The United States (US) inflation report will be published after the February Federal Reserve policy decision and could significantly impact the USD valuation.
On a yearly basis, the CPI data is forecast to decline to 6.2% in January from December’s 6.5%. The Core CPI, which excludes volatile food and energy prices, is expected to edge lower to 5.5% from 5.7%. On a monthly basis, the CPI is seen rising to 0.5% versus 0.1% previous. Meanwhile, the Core CPI is likely to remain at 0.4%, the same number it posted for December after a late revision of the data.
Investors will closely scrutinize the US CPI report, as it is the most influential macroeconomic indicator to measure consumer inflation, providing significant insights into the Federal Reserve’s monetary policy outlook.
Yohay Elam, Senior Analyst at FXStreet, signals that high expectations for the US CPI data don’t leave much room for a US Dollar rally:
“The mere talk of stronger inflation has already been pushing the US Dollar higher and stocks lower. It also means that without a positive surprise, recent moves may come undone. I expect the Greenback to fall on an increase of 0.4% in CPI. It may also suffer an adverse ‘buy the rumor, sell the fact’ response in response to a 0.5% read. It would take an unequivocally strong 0.6% figure to send the US Dollar up. A downbeat 0.3% figure or below would send it .”

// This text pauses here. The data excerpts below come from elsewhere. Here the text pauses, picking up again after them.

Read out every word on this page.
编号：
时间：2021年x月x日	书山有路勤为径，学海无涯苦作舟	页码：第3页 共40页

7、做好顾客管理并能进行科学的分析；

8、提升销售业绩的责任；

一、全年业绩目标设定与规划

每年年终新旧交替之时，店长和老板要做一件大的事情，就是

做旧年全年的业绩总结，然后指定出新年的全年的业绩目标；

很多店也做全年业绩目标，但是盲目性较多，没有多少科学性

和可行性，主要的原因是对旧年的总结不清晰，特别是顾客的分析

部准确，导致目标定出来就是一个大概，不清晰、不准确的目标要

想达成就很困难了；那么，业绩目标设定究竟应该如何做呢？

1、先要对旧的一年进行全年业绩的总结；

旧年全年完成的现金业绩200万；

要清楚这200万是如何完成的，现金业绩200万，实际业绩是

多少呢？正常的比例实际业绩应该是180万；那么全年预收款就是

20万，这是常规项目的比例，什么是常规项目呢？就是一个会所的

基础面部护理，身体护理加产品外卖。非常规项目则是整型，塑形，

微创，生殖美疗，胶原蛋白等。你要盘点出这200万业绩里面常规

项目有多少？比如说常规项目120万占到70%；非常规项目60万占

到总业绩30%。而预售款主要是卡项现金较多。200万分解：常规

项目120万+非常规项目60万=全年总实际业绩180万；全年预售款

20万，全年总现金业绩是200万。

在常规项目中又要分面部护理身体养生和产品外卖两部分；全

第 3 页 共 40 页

The Consumer Price Index data report is scheduled for release at 13:30 GMT, on February 14. The monthly CPI data will draw more attention, as it is likely to rebound and emerge as a cause for concern for the Federal Reserve. Additionally, the declining trend in the annualized inflation is not seen as a surprise after peaking out at 9.1% in June last year.
A softer-than-expected reading would reinforce market expectations that the Fed could bring a pause to its policy tightening after the first quarter, prompting fresh selling around the US Dollar.

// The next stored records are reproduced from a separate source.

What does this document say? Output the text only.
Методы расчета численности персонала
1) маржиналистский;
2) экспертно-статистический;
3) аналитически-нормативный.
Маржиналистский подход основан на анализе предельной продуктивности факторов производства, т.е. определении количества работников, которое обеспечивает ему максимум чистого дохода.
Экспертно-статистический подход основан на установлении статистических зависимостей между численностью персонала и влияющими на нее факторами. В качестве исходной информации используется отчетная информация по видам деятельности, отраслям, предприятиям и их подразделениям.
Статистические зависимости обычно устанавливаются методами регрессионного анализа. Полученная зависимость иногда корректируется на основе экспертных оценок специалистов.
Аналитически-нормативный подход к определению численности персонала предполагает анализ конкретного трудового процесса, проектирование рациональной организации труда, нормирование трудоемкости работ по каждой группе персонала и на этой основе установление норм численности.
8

This, in turn, should allow the EUR/USD pair to initiate a meaningful recovery through the 1.0800 mark. In contrast, a surprisingly hot US CPI print could strengthen expectations of more rate increases from the Fed and add legs to the ongoing recovery in the US Dollar.
The US CPI data is likely to set the tone for markets in the coming weeks, in the lead-up to the February employment data and another CPI release before the March Fed policy meeting.
Nevertheless, any meaningful divergence from the expected readings should infuse some volatility in the markets and allow traders to grab short-term opportunities around the EUR/USD pair.
Dhwani Mehta offers a brief technical outlook for the major and explains: “EUR/USD has managed to recover ground above the 50-Daily Moving Average (DMA) on the daily chart in the run-up to the US CPI showdown. The 14-day Relative Strength Index (RSI), however, continues to hold below the midline, warranting caution for the Euro bulls.”
Dhwani also outlines important technical levels to trade the EUR/USD pair: “Buyers need to find acceptance above the 1.0750 psychological barrier to build on the recovery from five-week lows of 1.0655. Further up, the static resistance at 1.0800 will be the level to beat for bulls. On the flip side, if the 50DMA caves in again, then the multi-week low of 1.0655 will be retested. A sustained break below the latter will open floors for a test of the 1.0600 round figure.”
The Consumer Price Index released by the US Bureau of Labor Statistics is a measure of price movements by the comparison between the retail prices of a representative shopping basket of goods and services. The purchase power of USD is dragged down by inflation. The CPI is a key indicator to measure inflation and changes in purchasing trends. Generally speaking, a high reading is seen as positive (or bullish) for the USD, while a low reading is seen as negative (or Bearish).